Paternity law protects both the child and the parent. When a child is not the product of a marriage, paternity can be established in four different ways: (1) both parties agree to paternity by signing an acknowledgement of paternity; (2) paternity is ordered after a genetic test establishes the father; (3) a judge provides a court order of paternity; or (4) the couple gets married after the child is born and provides an updated birth record to establish paternity.
Where paternity is contested, either the mother of a child, or any man who has reason to believe that he is the father of a child, may bring a petition to establish paternity before the Florida courts. Both parties will be required to attend a hearing to present evidence regarding paternity, and the judge may order genetic testing of all involved parties. If an alleged father refuses to participate in these proceedings, a court may choose to make him the “default” legal father in his absence, which will require him to pay child support, if requested by the mother.
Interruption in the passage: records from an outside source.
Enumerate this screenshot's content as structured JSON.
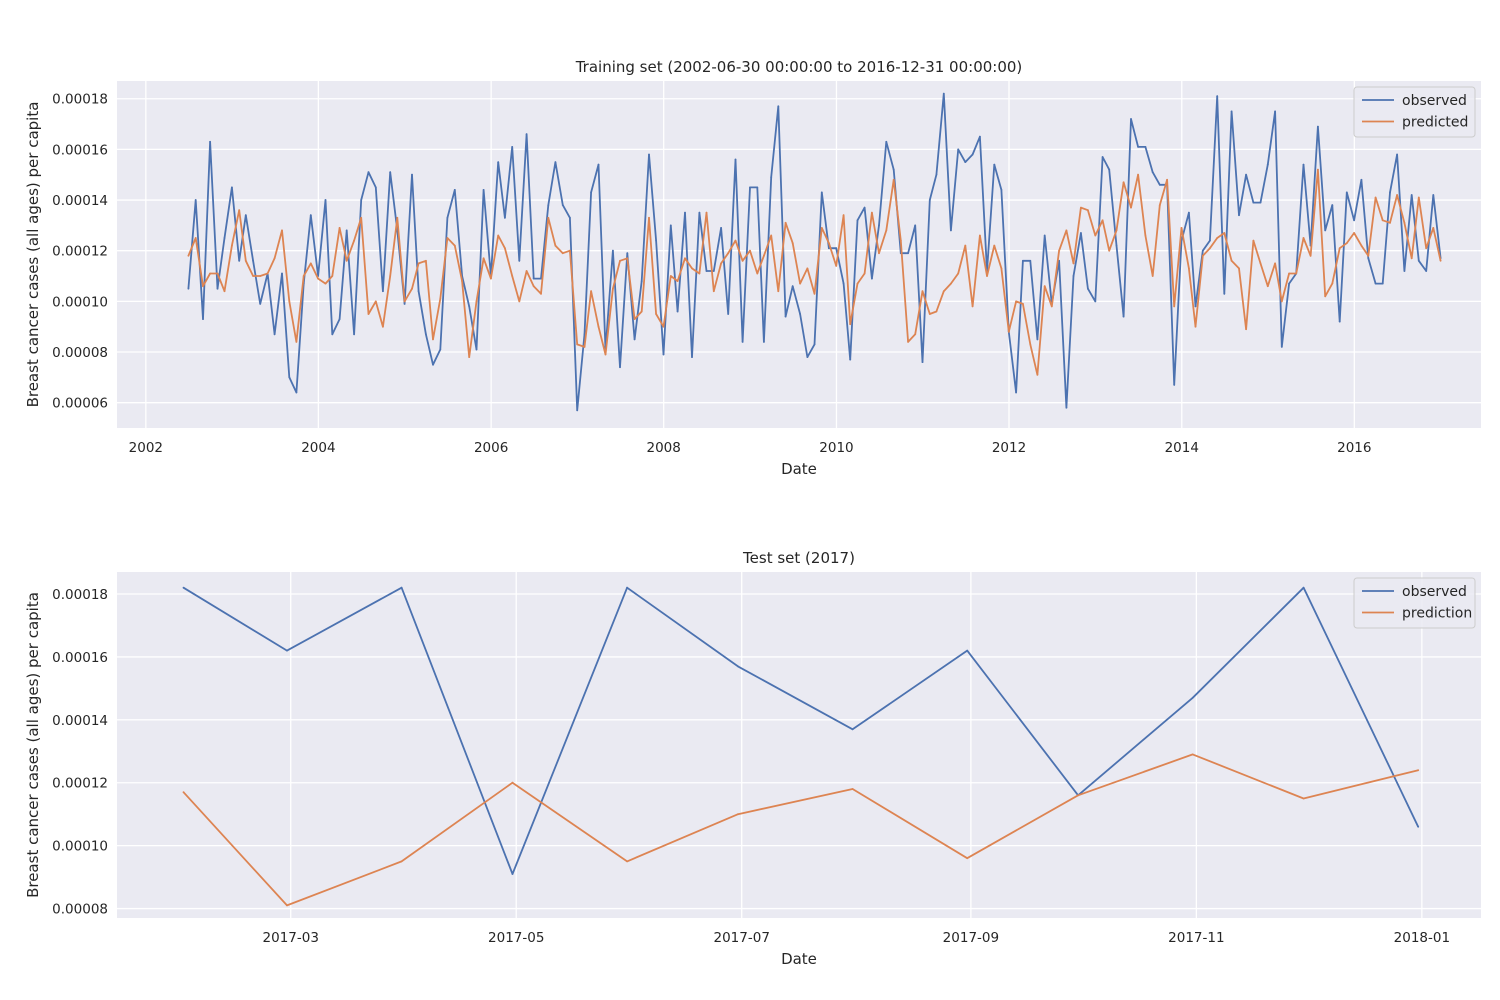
{
  "chart_data": [
    {
      "type": "line",
      "title": "Training set (2002-06-30 00:00:00 to 2016-12-31 00:00:00)",
      "xlabel": "Date",
      "ylabel": "Breast cancer cases (all ages) per capita",
      "xlim": [
        "2001-09-01",
        "2017-06-20"
      ],
      "ylim": [
        5e-05,
        0.000187
      ],
      "x_ticks": [
        {
          "value": "2002-01-01",
          "label": "2002"
        },
        {
          "value": "2004-01-01",
          "label": "2004"
        },
        {
          "value": "2006-01-01",
          "label": "2006"
        },
        {
          "value": "2008-01-01",
          "label": "2008"
        },
        {
          "value": "2010-01-01",
          "label": "2010"
        },
        {
          "value": "2012-01-01",
          "label": "2012"
        },
        {
          "value": "2014-01-01",
          "label": "2014"
        },
        {
          "value": "2016-01-01",
          "label": "2016"
        }
      ],
      "y_ticks": [
        {
          "value": 6e-05,
          "label": "0.00006"
        },
        {
          "value": 8e-05,
          "label": "0.00008"
        },
        {
          "value": 0.0001,
          "label": "0.00010"
        },
        {
          "value": 0.00012,
          "label": "0.00012"
        },
        {
          "value": 0.00014,
          "label": "0.00014"
        },
        {
          "value": 0.00016,
          "label": "0.00016"
        },
        {
          "value": 0.00018,
          "label": "0.00018"
        }
      ],
      "grid": true,
      "legend": "top-right",
      "x_start": "2002-06-30",
      "x_end": "2016-12-31",
      "x_frequency": "monthly",
      "series": [
        {
          "name": "observed",
          "color": "#4c72b0",
          "values": [
            0.000105,
            0.00014,
            9.3e-05,
            0.000163,
            0.000105,
            0.000125,
            0.000145,
            0.000116,
            0.000134,
            0.000116,
            9.9e-05,
            0.000111,
            8.7e-05,
            0.000111,
            7e-05,
            6.4e-05,
            0.000107,
            0.000134,
            0.00011,
            0.00014,
            8.7e-05,
            9.3e-05,
            0.000128,
            8.7e-05,
            0.00014,
            0.000151,
            0.000145,
            0.000104,
            0.000151,
            0.000128,
            9.9e-05,
            0.00015,
            0.000104,
            8.7e-05,
            7.5e-05,
            8.1e-05,
            0.000133,
            0.000144,
            0.00011,
            9.8e-05,
            8.1e-05,
            0.000144,
            0.00011,
            0.000155,
            0.000133,
            0.000161,
            0.000116,
            0.000166,
            0.000109,
            0.000109,
            0.000138,
            0.000155,
            0.000138,
            0.000133,
            5.7e-05,
            8.7e-05,
            0.000143,
            0.000154,
            8.1e-05,
            0.00012,
            7.4e-05,
            0.000119,
            8.5e-05,
            0.000108,
            0.000158,
            0.000124,
            7.9e-05,
            0.00013,
            9.6e-05,
            0.000135,
            7.8e-05,
            0.000135,
            0.000112,
            0.000112,
            0.000129,
            9.5e-05,
            0.000156,
            8.4e-05,
            0.000145,
            0.000145,
            8.4e-05,
            0.000149,
            0.000177,
            9.4e-05,
            0.000106,
            9.5e-05,
            7.8e-05,
            8.3e-05,
            0.000143,
            0.000121,
            0.000121,
            0.000107,
            7.7e-05,
            0.000132,
            0.000137,
            0.000109,
            0.00013,
            0.000163,
            0.000152,
            0.000119,
            0.000119,
            0.00013,
            7.6e-05,
            0.00014,
            0.00015,
            0.000182,
            0.000128,
            0.00016,
            0.000155,
            0.000158,
            0.000165,
            0.000112,
            0.000154,
            0.000144,
            8.8e-05,
            6.4e-05,
            0.000116,
            0.000116,
            8.5e-05,
            0.000126,
            9.9e-05,
            0.000116,
            5.8e-05,
            0.00011,
            0.000127,
            0.000105,
            0.0001,
            0.000157,
            0.000152,
            0.000122,
            9.4e-05,
            0.000172,
            0.000161,
            0.000161,
            0.000151,
            0.000146,
            0.000146,
            6.7e-05,
            0.000124,
            0.000135,
            9.8e-05,
            0.00012,
            0.000124,
            0.000181,
            0.000103,
            0.000175,
            0.000134,
            0.00015,
            0.000139,
            0.000139,
            0.000154,
            0.000175,
            8.2e-05,
            0.000107,
            0.000111,
            0.000154,
            0.000122,
            0.000169,
            0.000128,
            0.000138,
            9.2e-05,
            0.000143,
            0.000132,
            0.000148,
            0.000117,
            0.000107,
            0.000107,
            0.000143,
            0.000158,
            0.000112,
            0.000142,
            0.000116,
            0.000112,
            0.000142,
            0.000117
          ]
        },
        {
          "name": "predicted",
          "color": "#dd8452",
          "values": [
            0.000118,
            0.000125,
            0.000106,
            0.000111,
            0.000111,
            0.000104,
            0.000122,
            0.000136,
            0.000116,
            0.00011,
            0.00011,
            0.000111,
            0.000117,
            0.000128,
            0.0001,
            8.4e-05,
            0.00011,
            0.000115,
            0.000109,
            0.000107,
            0.00011,
            0.000129,
            0.000116,
            0.000124,
            0.000133,
            9.5e-05,
            0.0001,
            9e-05,
            0.00011,
            0.000133,
            0.0001,
            0.000105,
            0.000115,
            0.000116,
            8.5e-05,
            0.000101,
            0.000125,
            0.000122,
            0.000108,
            7.8e-05,
            0.0001,
            0.000117,
            0.000109,
            0.000126,
            0.000121,
            0.00011,
            0.0001,
            0.000112,
            0.000106,
            0.000103,
            0.000133,
            0.000122,
            0.000119,
            0.00012,
            8.3e-05,
            8.2e-05,
            0.000104,
            9e-05,
            7.9e-05,
            0.000105,
            0.000116,
            0.000117,
            9.3e-05,
            9.6e-05,
            0.000133,
            9.5e-05,
            9e-05,
            0.00011,
            0.000108,
            0.000117,
            0.000113,
            0.000111,
            0.000135,
            0.000104,
            0.000115,
            0.000119,
            0.000124,
            0.000116,
            0.00012,
            0.000111,
            0.000118,
            0.000126,
            0.000104,
            0.000131,
            0.000123,
            0.000107,
            0.000113,
            0.000103,
            0.000129,
            0.000123,
            0.000114,
            0.000134,
            9.1e-05,
            0.000107,
            0.000111,
            0.000135,
            0.000119,
            0.000128,
            0.000148,
            0.000124,
            8.4e-05,
            8.7e-05,
            0.000104,
            9.5e-05,
            9.6e-05,
            0.000104,
            0.000107,
            0.000111,
            0.000122,
            9.8e-05,
            0.000126,
            0.00011,
            0.000122,
            0.000113,
            8.8e-05,
            0.0001,
            9.9e-05,
            8.3e-05,
            7.1e-05,
            0.000106,
            9.8e-05,
            0.00012,
            0.000128,
            0.000115,
            0.000137,
            0.000136,
            0.000126,
            0.000132,
            0.00012,
            0.000128,
            0.000147,
            0.000137,
            0.00015,
            0.000126,
            0.00011,
            0.000138,
            0.000148,
            9.8e-05,
            0.000129,
            0.000113,
            9e-05,
            0.000118,
            0.000121,
            0.000125,
            0.000127,
            0.000116,
            0.000113,
            8.9e-05,
            0.000124,
            0.000115,
            0.000106,
            0.000115,
            0.0001,
            0.000111,
            0.000111,
            0.000125,
            0.000118,
            0.000152,
            0.000102,
            0.000107,
            0.000121,
            0.000123,
            0.000127,
            0.000122,
            0.000118,
            0.000141,
            0.000132,
            0.000131,
            0.000142,
            0.000131,
            0.000117,
            0.000141,
            0.000121,
            0.000129,
            0.000116
          ]
        }
      ]
    },
    {
      "type": "line",
      "title": "Test set (2017)",
      "xlabel": "Date",
      "ylabel": "Breast cancer cases (all ages) per capita",
      "xlim": [
        "2017-01-13",
        "2018-01-17"
      ],
      "ylim": [
        7.7e-05,
        0.000187
      ],
      "x_ticks": [
        {
          "value": "2017-03-01",
          "label": "2017-03"
        },
        {
          "value": "2017-05-01",
          "label": "2017-05"
        },
        {
          "value": "2017-07-01",
          "label": "2017-07"
        },
        {
          "value": "2017-09-01",
          "label": "2017-09"
        },
        {
          "value": "2017-11-01",
          "label": "2017-11"
        },
        {
          "value": "2018-01-01",
          "label": "2018-01"
        }
      ],
      "y_ticks": [
        {
          "value": 8e-05,
          "label": "0.00008"
        },
        {
          "value": 0.0001,
          "label": "0.00010"
        },
        {
          "value": 0.00012,
          "label": "0.00012"
        },
        {
          "value": 0.00014,
          "label": "0.00014"
        },
        {
          "value": 0.00016,
          "label": "0.00016"
        },
        {
          "value": 0.00018,
          "label": "0.00018"
        }
      ],
      "grid": true,
      "legend": "top-right",
      "x": [
        "2017-01-31",
        "2017-02-28",
        "2017-03-31",
        "2017-04-30",
        "2017-05-31",
        "2017-06-30",
        "2017-07-31",
        "2017-08-31",
        "2017-09-30",
        "2017-10-31",
        "2017-11-30",
        "2017-12-31"
      ],
      "series": [
        {
          "name": "observed",
          "color": "#4c72b0",
          "values": [
            0.000182,
            0.000162,
            0.000182,
            9.1e-05,
            0.000182,
            0.000157,
            0.000137,
            0.000162,
            0.000116,
            0.000147,
            0.000182,
            0.000106
          ]
        },
        {
          "name": "prediction",
          "color": "#dd8452",
          "values": [
            0.000117,
            8.1e-05,
            9.5e-05,
            0.00012,
            9.5e-05,
            0.00011,
            0.000118,
            9.6e-05,
            0.000116,
            0.000129,
            0.000115,
            0.000124
          ]
        }
      ]
    }
  ]
}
Additionally, any male who believes he has fathered a child outside of marriage may also file with the Florida Putative Father Registry in order to place his parental rights on record. This registry requires the alleged father to consent to potential DNA testing and to state his willingness to support the child, but in exchange, the alleged father must be contacted if the child is to be put up for adoption.
In contrast to establishing paternity, a paternity petition may also be used to contest an allegation of paternity when a male believes that he is not the father of a child. This petition must be served on any current legal guardian of the child and must include an affidavit from the father alleging that he is not the biological father of the child and that new evidence supports his contention. As with establishing paternity, a disestablishment of paternity will typically rely on the results of genetic testing.